Trends are an interesting aspect of handicapping. I’m not a strong follower of trends, unless I can identify reasons behind them. For instance, if an NBA team is 17-6 against the spread on Sundays, that’s a trend that means nothing to me. There could be reasons within that trend explaining it, such as 80% of the games were at home, or it could just be a fluke, a statistical anomaly.

However, the trends that interest me are the ones that can help predict what will happen against the spread. These angles have to have reasons behind them that make sense. In baseball, it’s not surprising that the NY Yankees began the season 12-4 over the total.

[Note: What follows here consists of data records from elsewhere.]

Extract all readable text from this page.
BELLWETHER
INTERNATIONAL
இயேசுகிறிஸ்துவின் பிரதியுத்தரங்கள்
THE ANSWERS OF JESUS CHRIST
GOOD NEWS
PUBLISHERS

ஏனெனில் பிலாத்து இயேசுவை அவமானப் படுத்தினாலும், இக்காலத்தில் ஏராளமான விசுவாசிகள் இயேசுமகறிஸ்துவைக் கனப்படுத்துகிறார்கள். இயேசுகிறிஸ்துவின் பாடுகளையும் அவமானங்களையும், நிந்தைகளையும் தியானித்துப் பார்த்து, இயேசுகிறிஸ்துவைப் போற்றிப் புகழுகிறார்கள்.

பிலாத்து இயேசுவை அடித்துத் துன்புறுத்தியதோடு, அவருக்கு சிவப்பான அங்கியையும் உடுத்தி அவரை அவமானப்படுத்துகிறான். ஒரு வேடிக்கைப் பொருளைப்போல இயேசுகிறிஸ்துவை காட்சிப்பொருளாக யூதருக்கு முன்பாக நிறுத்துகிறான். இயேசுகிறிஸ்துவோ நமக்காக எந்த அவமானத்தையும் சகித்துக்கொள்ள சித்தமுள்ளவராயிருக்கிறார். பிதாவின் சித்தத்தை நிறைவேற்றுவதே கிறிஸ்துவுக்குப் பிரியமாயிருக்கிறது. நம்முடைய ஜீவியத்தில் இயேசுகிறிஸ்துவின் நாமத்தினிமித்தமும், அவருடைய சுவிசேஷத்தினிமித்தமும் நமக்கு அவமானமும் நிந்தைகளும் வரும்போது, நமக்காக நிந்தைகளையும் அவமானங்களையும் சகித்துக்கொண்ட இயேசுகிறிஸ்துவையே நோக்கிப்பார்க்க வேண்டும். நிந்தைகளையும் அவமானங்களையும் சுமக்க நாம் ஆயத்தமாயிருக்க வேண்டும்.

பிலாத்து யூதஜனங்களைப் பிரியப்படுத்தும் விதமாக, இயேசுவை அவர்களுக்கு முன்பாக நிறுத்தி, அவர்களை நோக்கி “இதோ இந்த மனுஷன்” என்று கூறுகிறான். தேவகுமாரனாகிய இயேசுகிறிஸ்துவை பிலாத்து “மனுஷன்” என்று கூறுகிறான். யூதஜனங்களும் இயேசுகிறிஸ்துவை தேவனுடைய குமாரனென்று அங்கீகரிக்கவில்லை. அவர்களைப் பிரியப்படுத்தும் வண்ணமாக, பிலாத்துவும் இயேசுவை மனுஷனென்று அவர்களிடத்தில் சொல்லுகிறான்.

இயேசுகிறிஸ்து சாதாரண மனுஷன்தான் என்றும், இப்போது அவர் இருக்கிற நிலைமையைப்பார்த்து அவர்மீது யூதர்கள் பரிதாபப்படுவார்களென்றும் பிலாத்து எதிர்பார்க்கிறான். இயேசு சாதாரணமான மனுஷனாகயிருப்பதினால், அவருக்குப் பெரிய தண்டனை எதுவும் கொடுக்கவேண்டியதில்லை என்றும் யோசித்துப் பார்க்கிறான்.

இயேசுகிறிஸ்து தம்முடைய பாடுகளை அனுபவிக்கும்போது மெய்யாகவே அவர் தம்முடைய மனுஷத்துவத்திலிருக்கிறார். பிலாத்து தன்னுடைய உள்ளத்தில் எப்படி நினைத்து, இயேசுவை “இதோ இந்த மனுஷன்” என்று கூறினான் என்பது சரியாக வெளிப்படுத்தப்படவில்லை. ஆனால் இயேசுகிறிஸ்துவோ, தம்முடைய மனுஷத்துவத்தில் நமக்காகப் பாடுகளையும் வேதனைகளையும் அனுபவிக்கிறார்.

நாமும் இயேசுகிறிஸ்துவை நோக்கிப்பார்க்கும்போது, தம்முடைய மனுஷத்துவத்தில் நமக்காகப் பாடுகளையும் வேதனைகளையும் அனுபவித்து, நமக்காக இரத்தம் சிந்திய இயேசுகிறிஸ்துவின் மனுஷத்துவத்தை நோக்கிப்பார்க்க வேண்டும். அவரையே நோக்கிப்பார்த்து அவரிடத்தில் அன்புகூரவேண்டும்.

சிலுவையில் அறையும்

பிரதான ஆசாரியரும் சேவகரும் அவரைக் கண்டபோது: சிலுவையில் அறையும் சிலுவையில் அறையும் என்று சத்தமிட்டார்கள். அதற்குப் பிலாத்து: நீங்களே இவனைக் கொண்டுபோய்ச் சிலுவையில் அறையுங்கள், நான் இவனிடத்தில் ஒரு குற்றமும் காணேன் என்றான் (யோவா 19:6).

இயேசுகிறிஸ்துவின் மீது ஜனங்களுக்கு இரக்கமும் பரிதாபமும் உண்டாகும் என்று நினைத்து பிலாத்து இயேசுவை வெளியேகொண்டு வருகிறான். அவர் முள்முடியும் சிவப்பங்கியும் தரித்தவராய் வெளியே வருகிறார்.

Despite getting swept at Boston, the offense is still leading the American League in runs scored, batting average and second in on base percentage.

This offense is loaded and has been scoring plenty of runs, even in the cooler April weather. But the pitching has been weak because of so many injuries. 3 starters have been on the DL in Wang, Mussina and Pavano. They’ve been forced to go with several rookies, one of whom gave up an AL record 4 straight home runs to 4 batters against the Red Sox. All three of those games at Fenway sailed over the total. If the NY pitching doesn’t get healthy, get ready for a lot of 10-7 Yankee games as the weather gets warmer!

Another team that’s been an over machine is Tampa Bay. The Devils Rays have one of the most unusual statistical combinations you’ll ever find. Tampa Bay is second in the AL in slugging, tops in steals and second in runs scored behind only the Yankees! Yes, you read that right. However, the pitching has been abysmal, dead last in team ERA. That’s a powerful combination is you’re a totals player, and Tampa Bay started 12-3 over the total.

By contrast, the last two seasons the Red Sox have put a greater emphasis on pitching and defense than their all-or-nothing slugging team of 2005. They were tops in defense in 2006 and this offseason broke the bank to acquire the best starter on the market in Japanese ace Daisuke Matsuzaka. Boston leads the AL in team ERA, which explains the 10-6 start under the total (8-1 under on the road). A year ago at this time, the Red Sox team defense was so improved they started 7-4-1 under the total.

Speaking of pitching, the Tigers have been good in the pitching department even with the loss of Kenny Rogers. But the offense has struggled, particularly the big bat they brought in with Gary Sheffield struggling with a poor .119 batting average. Detroit started 10-6 under the total, and 8-2 under on the road.

One surprising stat has been the Florida Marlins offense, which has been terrific, in the top 3 in the National League in batting, runs and slugging. Yet, the pitching ranks second to last in the NL. Most of us expected pitching to be the strength of the Marlins, but they’ve flip-flopped so far. All of which explains a 13-5 start over the total. It's important to sift through the facts between trends and statistical anomalies. If there are solid reasons behind trends, they can continue to be betting angles to keep a close eye on.